In this particular model, this configuration runs very fast because the system easily reaches the steady-state and stiffness of the model is low. However, this does not necessary mean pure-ODE is always the fastest. Under some situations NR/ODE composite simulation exceeds both pure-stochastic and pure-deterministic (reference?).

```
@{ALGORITHM1= ['NR' or 'ODE']}
@{ALGORITHM2= ['NR' or 'ODE']}
# a function to give appropriate class names.
@{
def getClassNamesByAlgorithm( anAlgorithm ):
if anAlgorithm == 'ODE':
return 'ODE45Stepper', 'MassActionFluxProcess'
elif anAlgorithm == 'NR':
return 'NRStepper', 'GillespieProcess'
else:
raise 'unknown algorithm: %s' % ALGORITHM1
}
# get classnames
@{
STEPPER1, PROCESS1 = getClassNamesByAlgorithm( ALGORITHM1 )
STEPPER2, PROCESS2 = getClassNamesByAlgorithm( ALGORITHM2 )
}
# create appropriate steppers.
# stepper ids are the same as the ALGORITHM.
@('Stepper %s ( %s ) {}' % ( STEPPER1, ALGORITHM1 ))
# if we have two different algorithms, one more stepper is needed.
@(ALGORITHM1 != ALGORITHM2 ? 'Stepper %s( %s ) {}' % ( STEPPER2, ALGORITHM2 ))
System CompartmentSystem( / )
{
StepperID @(ALGORITHM1);
Variable Variable( SIZE ) { Value 1e-15; }
Variable Variable( S1 )
{
Value 1000;
}
Variable Variable( S2 )
{
Value 0;
}
Variable Variable( S3 )
{
Value 1000000;
}
Variable Variable( S4 )
{
Value 0;
}
Process @(PROCESS1)( P1 )
{
VariableReferenceList [ S0 :.:S1 -1 ] [ P0 :.:S2 1 ];
k 1.0;
}
Process @(PROCESS1)( P2 )
{
VariableReferenceList [ S0 :.:S2 -1 ] [ P0 :.:S1 1 ];
k 1.0;
}
Process @(PROCESS1)( P3 )
{
VariableReferenceList [ S0 :.:S2 -1 ] [ P0 :.:S3 1 ];
k 1e-1;
}
Process @(PROCESS2)( P4 )
{
StepperID @(ALGORITHM2);
VariableReferenceList [ S0 :.:S3 -1 ] [ P0 :.:S4 1 ];
k 1.0;
}
Process @(PROCESS2)( P5 )
{
StepperID @(ALGORITHM2);
VariableReferenceList [ S0 :.:S4 -1 ] [ P0 :.:S3 1 ];
k 1.0;
}
Process @(PROCESS2)( P6 )
{
StepperID @(ALGORITHM2);
VariableReferenceList [ S0 :.:S4 -1 ] [ P0 :.:S1 1 ];
k 1e-4;
}
}
```

## Custom equations¶

### Complex flux rate equations¶

The simplest way to script custom rate equations is to use
ExpressionFluxProcess.
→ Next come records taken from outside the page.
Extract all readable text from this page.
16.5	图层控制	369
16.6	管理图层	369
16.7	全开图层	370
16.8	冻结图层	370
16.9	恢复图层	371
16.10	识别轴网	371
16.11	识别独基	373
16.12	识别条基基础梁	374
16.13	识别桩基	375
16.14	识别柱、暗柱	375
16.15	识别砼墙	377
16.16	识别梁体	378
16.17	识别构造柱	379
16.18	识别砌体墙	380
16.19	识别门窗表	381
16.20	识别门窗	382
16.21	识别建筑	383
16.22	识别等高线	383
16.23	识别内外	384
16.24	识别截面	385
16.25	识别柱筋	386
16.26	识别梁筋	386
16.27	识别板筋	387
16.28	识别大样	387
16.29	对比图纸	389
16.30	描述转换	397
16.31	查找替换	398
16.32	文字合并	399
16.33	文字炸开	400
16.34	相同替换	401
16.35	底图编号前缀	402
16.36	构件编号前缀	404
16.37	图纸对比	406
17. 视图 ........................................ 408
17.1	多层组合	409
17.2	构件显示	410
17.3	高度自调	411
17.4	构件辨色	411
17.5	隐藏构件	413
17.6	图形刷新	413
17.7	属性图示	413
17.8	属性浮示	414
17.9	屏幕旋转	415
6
Here is an example taken from the Drosophila
sample model which you can find under
`${datadir}/doc/ecell/samples/Drosophila`

[1] In this expression,
Size * N_A of the supersystem of the PROCESS is used to keep the unit
of the expression [ num / second ].

```
Process ExpressionFluxProcess( R_toy1 )
{
vs 0.76;
KI 1;
Expression "(vs*KI) / (KI + C0.MolarConc ^ 3)
* self.getSuperSystem().SizeN_A";
VariableReferenceList [ P0 :.:M 1 ] [ C0 :.:Pn 0 ];
}
```

FIXME: some more examples

### Algebraic equations¶

Use of ExpressionAlgebraicProcess is the easiest method to describe algebraic equations.

Be careful about the coefficients of the VARIABLEREFERENCEs. (Usually just set unities.)